Saturday, May 19, 2012

The E Has Landed In The I.E.

My Active E has finally landed in the I.E.

Me and my E
I took delivery of my Active E last week. In actuality, it was hidden in plain sight, as they say, because I received the dealer demo. So the same car that I test drove and posted a picture of on this blog back in February is the car that now occupies my garage.

Good vs. Evil in my garage
Since the Active E lease comes with unlimited miles, it makes no difference that the odometer read 400 miles when I took delivery. I'm happy to be part of the EV club now, but in driving the Active E for just a couple of days I realize I have much to learn about electric motoring. In some ways, the car drives the same, or even better, than a gas-powered jalopy. In fact, in pulling onto the freeway for the first time, I zipped up to speed so quickly that I forgot I was driving something radically different from all the cars around me. The only sign of disparity, aside from the funky graphics on the outside, is the regenerative braking that kicks in and slows the car down when taking your foot off the accelerator (can't call it a "gas" pedal anymore).

In other ways, The Active E is very different. Such as in getting the most range out of the vehicle. While the car is capable of going 80 to 100 miles, or more, on a single charge, it takes the "right" kind of driving to reach those numbers. If you drive it like a gas-powered car, with quick acceleration and high speeds, then the range will be limited. For the first two days of driving I was averaging 2.8 miles per kilowatt-hour, which translates into about 75 mile range. On most days, a 75 mile range will be more than enough for me because my total commute is only 40 miles round trip. But on days when I need more range, I'll need to change my bad driving habits.

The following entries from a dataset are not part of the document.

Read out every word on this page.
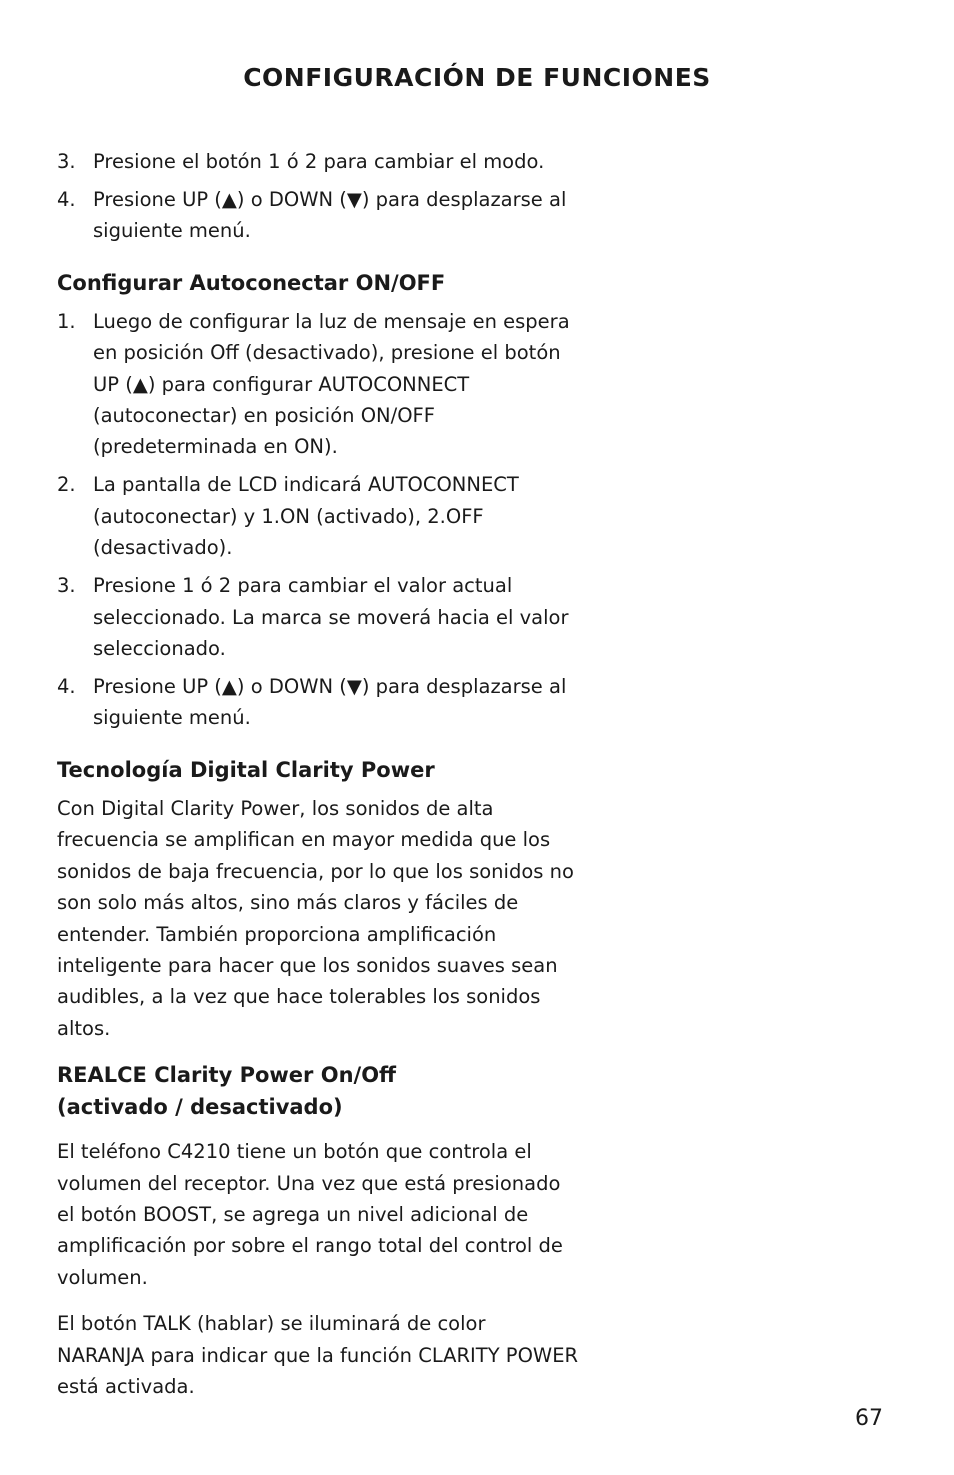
CONFIGURACIÓN DE FUNCIONES
3. Presione el botón 1 ó 2 para cambiar el modo.
4. Presione UP (▲) o DOWN (▼) para desplazarse al siguiente menú.
Configurar Autoconectar ON/OFF
1. Luego de configurar la luz de mensaje en espera en posición Off (desactivado), presione el botón UP (▲) para configurar AUTOCONNECT (autoconectar) en posición ON/OFF (predeterminada en ON).
2. La pantalla de LCD indicará AUTOCONNECT (autoconectar) y 1.ON (activado), 2.OFF (desactivado).
3. Presione 1 ó 2 para cambiar el valor actual seleccionado. La marca se moverá hacia el valor seleccionado.
4. Presione UP (▲) o DOWN (▼) para desplazarse al siguiente menú.
Tecnología Digital Clarity Power

Con Digital Clarity Power, los sonidos de alta frecuencia se amplifican en mayor medida que los sonidos de baja frecuencia, por lo que los sonidos no son solo más altos, sino más claros y fáciles de entender. También proporciona amplificación inteligente para hacer que los sonidos suaves sean audibles, a la vez que hace tolerables los sonidos altos.

REALCE Clarity Power On/Off
(activado / desactivado)

El teléfono C4210 tiene un botón que controla el volumen del receptor. Una vez que está presionado el botón BOOST, se agrega un nivel adicional de amplificación por sobre el rango total del control de volumen.

El botón TALK (hablar) se iluminará de color NARANJA para indicar que la función CLARITY POWER está activada.

67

The harder question is just how do I change my driving habits? That's the learning curve part. I know what experienced EV drivers say to do, but doing it myself is another matter entirely. That's where experience comes into play. I tried exercising as much restraint as possible and was able to achieve an average of 3.8 miles per kilowatt-hour, which translates into a 96 mile range.
Restraint leads to 3.8 miles per kilowatt, but a bit more boring experience.

The secret is in soft, steady accelerations and allowing the regenerative braking to kick in earlier than you would normally brake in a gas-powered car.  In other words, you need to drive very, very defensively.  But in a car with such smooth acceleration and no shifting lags or pauses, driving defensively is the exact opposite of what my right foot wants to do.  I much prefer just mashing the pedal to the floor every time.  Well I always have that option, just don't expect to drive very far doing it.

There's also the "stealth" of the car. As you would imagine, EV's are quiet. I mean really quiet. They don't have four, or six, or eight little cylinders exploding with a mixture of gas and air every nanosecond. So it's takes some getting used to for those in the car. And it takes some pedestrians by surprise as well. In my case, I scared my father-in-law with the car unintentionally when we first took it to his house to show it off. He was walking on the street as we came by. Not a serious scare, but an obvious startled look. My teenage son commented that grandpa probably couldn't hear a diesel truck driving behind him, much less an EV (teenagers are so kind to older people). But this does present a problem/concern for us newly annointed EV'ers. We need to learn how to drive around people, especially in places like parking lots and parking garages. There are lessons to be learned. And I can't wait to learn them all.